Q Yes, well, he said it seemed like it would be to him.
MR. FRATTO: I’m sorry, to Director McConnell?
Q McConnell, sorry, not —
MR. FRATTO: In The New Yorker — and I think Director McConnell in his testimony yesterday in a conversation with Senator Feinstein I think explained those comments, and explained how they were out of context.
Torture — So Good We Can’t Use It
Q So is waterboarding currently authorized?
MR. FRATTO: No, it’s not. It’s not, and I think that was mentioned yesterday, and the Attorney General Mukasey last week also made clear it is not currently authorized in this program.
Q Just to clarify, so you’re saying that it’s not torture and you’re saying it’s effective — then why is it not currently authorized, waterboarding?
MR. FRATTO: General Hayden addressed that, he talked about any technique that you use, you use it under certain circumstances.
Torture Means What They Say It Means
Q Tony, Senator Durbin, who has been talking about this on the floor says, look, this technique has been used since the Spanish Inquisition; for five centuries it’s been known as torture, American prosecutors actually obtained convictions against Japanese after World War II because of what they did to American captives. What about it makes it not torture now? Is it just the circumstances?
MR. FRATTO: I don’t think that’s a question I can answer. But that is a question that the Department of Justice answered on behalf of the CIA when they reviewed the components of the program. So I don’t — I wouldn’t purport to be an expert on the technique and how it’s used and the legal backing, so I would refer you to DOJ on that. But they did go through a process of determining the legality of it.
Q So they have basically changed the definition of torture because of the requirements of U.S. —
MR. FRATTO: I don’t think that’s accurate, no.
Q — of the moment?
MR. FRATTO: No, I don’t think that’s the case at all, and I don’t think that’s the way DOJ would explain it.
We All Know Chimpy Watched Those Tapes, Mr. Farto
Q The investigation the Justice Department is running on the CIA tapes by the U.S. Attorney, the scope of that investigation, as you understand it, is the destruction of the tapes, what was on the tapes, both of those? And any additional information?

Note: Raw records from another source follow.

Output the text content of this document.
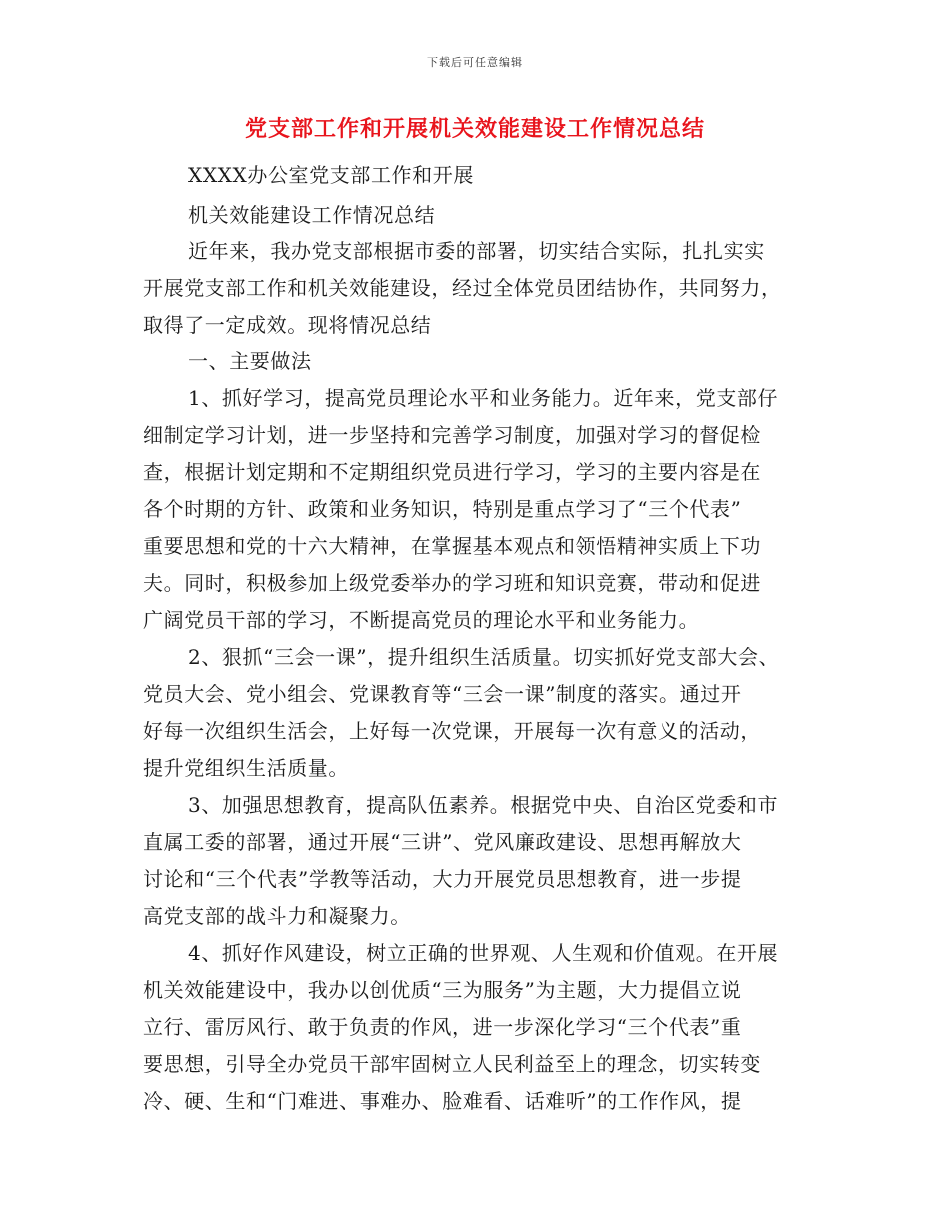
下载后可任意编辑
党支部工作和开展机关效能建设工作情况总结
XXXX办公室党支部工作和开展
机关效能建设工作情况总结
近年来，我办党支部根据市委的部署，切实结合实际，扎扎实实
开展党支部工作和机关效能建设，经过全体党员团结协作，共同努力，
取得了一定成效。现将情况总结
一、主要做法
1、抓好学习，提高党员理论水平和业务能力。近年来，党支部仔
细制定学习计划，进一步坚持和完善学习制度，加强对学习的督促检
查，根据计划定期和不定期组织党员进行学习，学习的主要内容是在
各个时期的方针、政策和业务知识，特别是重点学习了“三个代表”
重要思想和党的十六大精神，在掌握基本观点和领悟精神实质上下功
夫。同时，积极参加上级党委举办的学习班和知识竞赛，带动和促进
广阔党员干部的学习，不断提高党员的理论水平和业务能力。
2、狠抓“三会一课”，提升组织生活质量。切实抓好党支部大会、
党员大会、党小组会、党课教育等“三会一课”制度的落实。通过开
好每一次组织生活会，上好每一次党课，开展每一次有意义的活动，
提升党组织生活质量。
3、加强思想教育，提高队伍素养。根据党中央、自治区党委和市
直属工委的部署，通过开展“三讲”、党风廉政建设、思想再解放大
讨论和“三个代表”学教等活动，大力开展党员思想教育，进一步提
高党支部的战斗力和凝聚力。
4、抓好作风建设，树立正确的世界观、人生观和价值观。在开展
机关效能建设中，我办以创优质“三为服务”为主题，大力提倡立说
立行、雷厉风行、敢于负责的作风，进一步深化学习“三个代表”重
要思想，引导全办党员干部牢固树立人民利益至上的理念，切实转变
冷、硬、生和“门难进、事难办、脸难看、话难听”的工作作风，提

MR. FRATTO: I understand that the scope is the destruction of the tapes. But I’m going to refer you to the Department of Justice to talk about, you know, further — if there’s any further widening of the scope, or any reason for it. The case is in the hands of the U.S. Attorney that the Attorney General appointed to handle this case. We have great faith in his integrity and his independence to follow the case and follow the facts.

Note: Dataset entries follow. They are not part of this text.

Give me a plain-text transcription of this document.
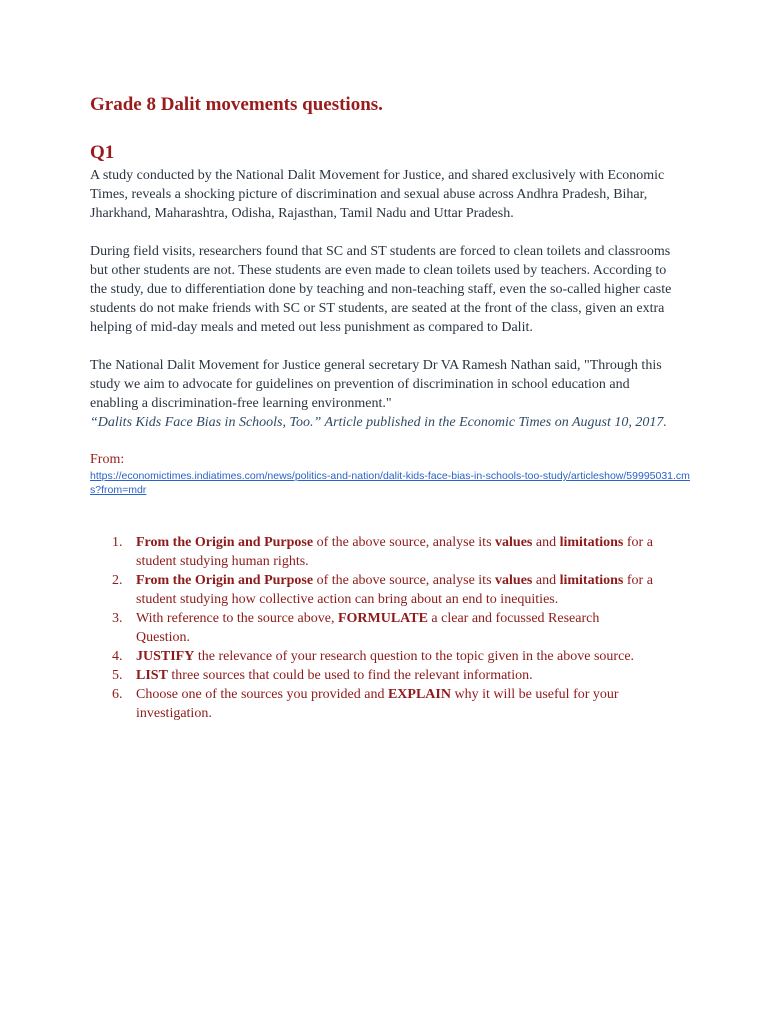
Grade 8 Dalit movements questions.
Q1

A study conducted by the National Dalit Movement for Justice, and shared exclusively with Economic Times, reveals a shocking picture of discrimination and sexual abuse across Andhra Pradesh, Bihar, Jharkhand, Maharashtra, Odisha, Rajasthan, Tamil Nadu and Uttar Pradesh.

During field visits, researchers found that SC and ST students are forced to clean toilets and classrooms but other students are not. These students are even made to clean toilets used by teachers. According to the study, due to differentiation done by teaching and non-teaching staff, even the so-called higher caste students do not make friends with SC or ST students, are seated at the front of the class, given an extra helping of mid-day meals and meted out less punishment as compared to Dalit.

The National Dalit Movement for Justice general secretary Dr VA Ramesh Nathan said, "Through this study we aim to advocate for guidelines on prevention of discrimination in school education and enabling a discrimination-free learning environment."

“Dalits Kids Face Bias in Schools, Too.” Article published in the Economic Times on August 10, 2017.

From:
https://economictimes.indiatimes.com/news/politics-and-nation/dalit-kids-face-bias-in-schools-too-study/articleshow/59995031.cms?from=mdr
1. From the Origin and Purpose of the above source, analyse its values and limitations for a student studying human rights.
2. From the Origin and Purpose of the above source, analyse its values and limitations for a student studying how collective action can bring about an end to inequities.
3. With reference to the source above, FORMULATE a clear and focussed Research Question.
4. JUSTIFY the relevance of your research question to the topic given in the above source.
5. LIST three sources that could be used to find the relevant information.
6. Choose one of the sources you provided and EXPLAIN why it will be useful for your investigation.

Q Is there — does the President know what was on the tapes? He doesn’t need any further knowledge as to what was actually on those tapes?

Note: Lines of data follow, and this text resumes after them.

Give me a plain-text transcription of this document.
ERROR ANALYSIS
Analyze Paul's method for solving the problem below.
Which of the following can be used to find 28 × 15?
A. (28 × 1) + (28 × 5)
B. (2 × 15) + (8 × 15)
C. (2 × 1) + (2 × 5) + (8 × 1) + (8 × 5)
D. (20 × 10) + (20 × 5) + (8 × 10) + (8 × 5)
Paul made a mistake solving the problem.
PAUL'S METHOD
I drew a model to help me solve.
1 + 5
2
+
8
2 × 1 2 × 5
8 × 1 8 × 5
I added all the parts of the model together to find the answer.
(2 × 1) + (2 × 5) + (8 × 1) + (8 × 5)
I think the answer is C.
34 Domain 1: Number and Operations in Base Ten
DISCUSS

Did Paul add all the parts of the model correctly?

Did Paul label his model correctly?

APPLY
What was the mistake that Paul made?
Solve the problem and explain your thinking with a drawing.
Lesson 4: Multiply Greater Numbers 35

MR. FRATTO: Not that I’m aware of.
Tony Farto Blames Everyone
Q Tony, who is to blame for the fact that al Qaeda has been able, to some extent, reconstitute itself in the Pakistani border region?
MR. FRATTO: Well, first of all, it’s al Qaeda who is to blame for reconstituting it, because that is their mission. This is not —
Q Well, that’s — I mean, that’s a clear dodge. I mean, that’s like —
MR. FRATTO: Well, I wasn’t done. (Laughter.)
Q Oh, I’m sorry; go ahead.
MR. FRATTO: I wasn’t done. But we have to remember that the enemy is to blame for what they do. And we, in this global partnership, who are fighting al Qaeda, are trying to fight — defeat them every way and in every place that we can.
You know, I guess collectively we are to blame if al Qaeda is successful again in carrying out an attack on America, or one of our allies, or one of our vital interests around the world. So, you know, collectively we’ll work together to try to defeat al Qaeda. If we fail in an instance, I think it’s a collective failure.
Q What do you mean — who’s in the collection? What do you mean, “collectively”?
MR. FRATTO: All of our partners who are allied to defeat al Qaeda.
And Now, Your Daily Les
Q Thank you. The frightening possibility of a “Billary” co-presidency will persuade most conservative Republicans to support Senator McCain or possibly Governor Romney, don’t you and the President think?
MR. FRATTO: We’re not doing political analysis.
Q But, I mean, what do you think?
MR. FRATTO: For me to express what I think would be publicly doing political analysis. I’m going to pass on that.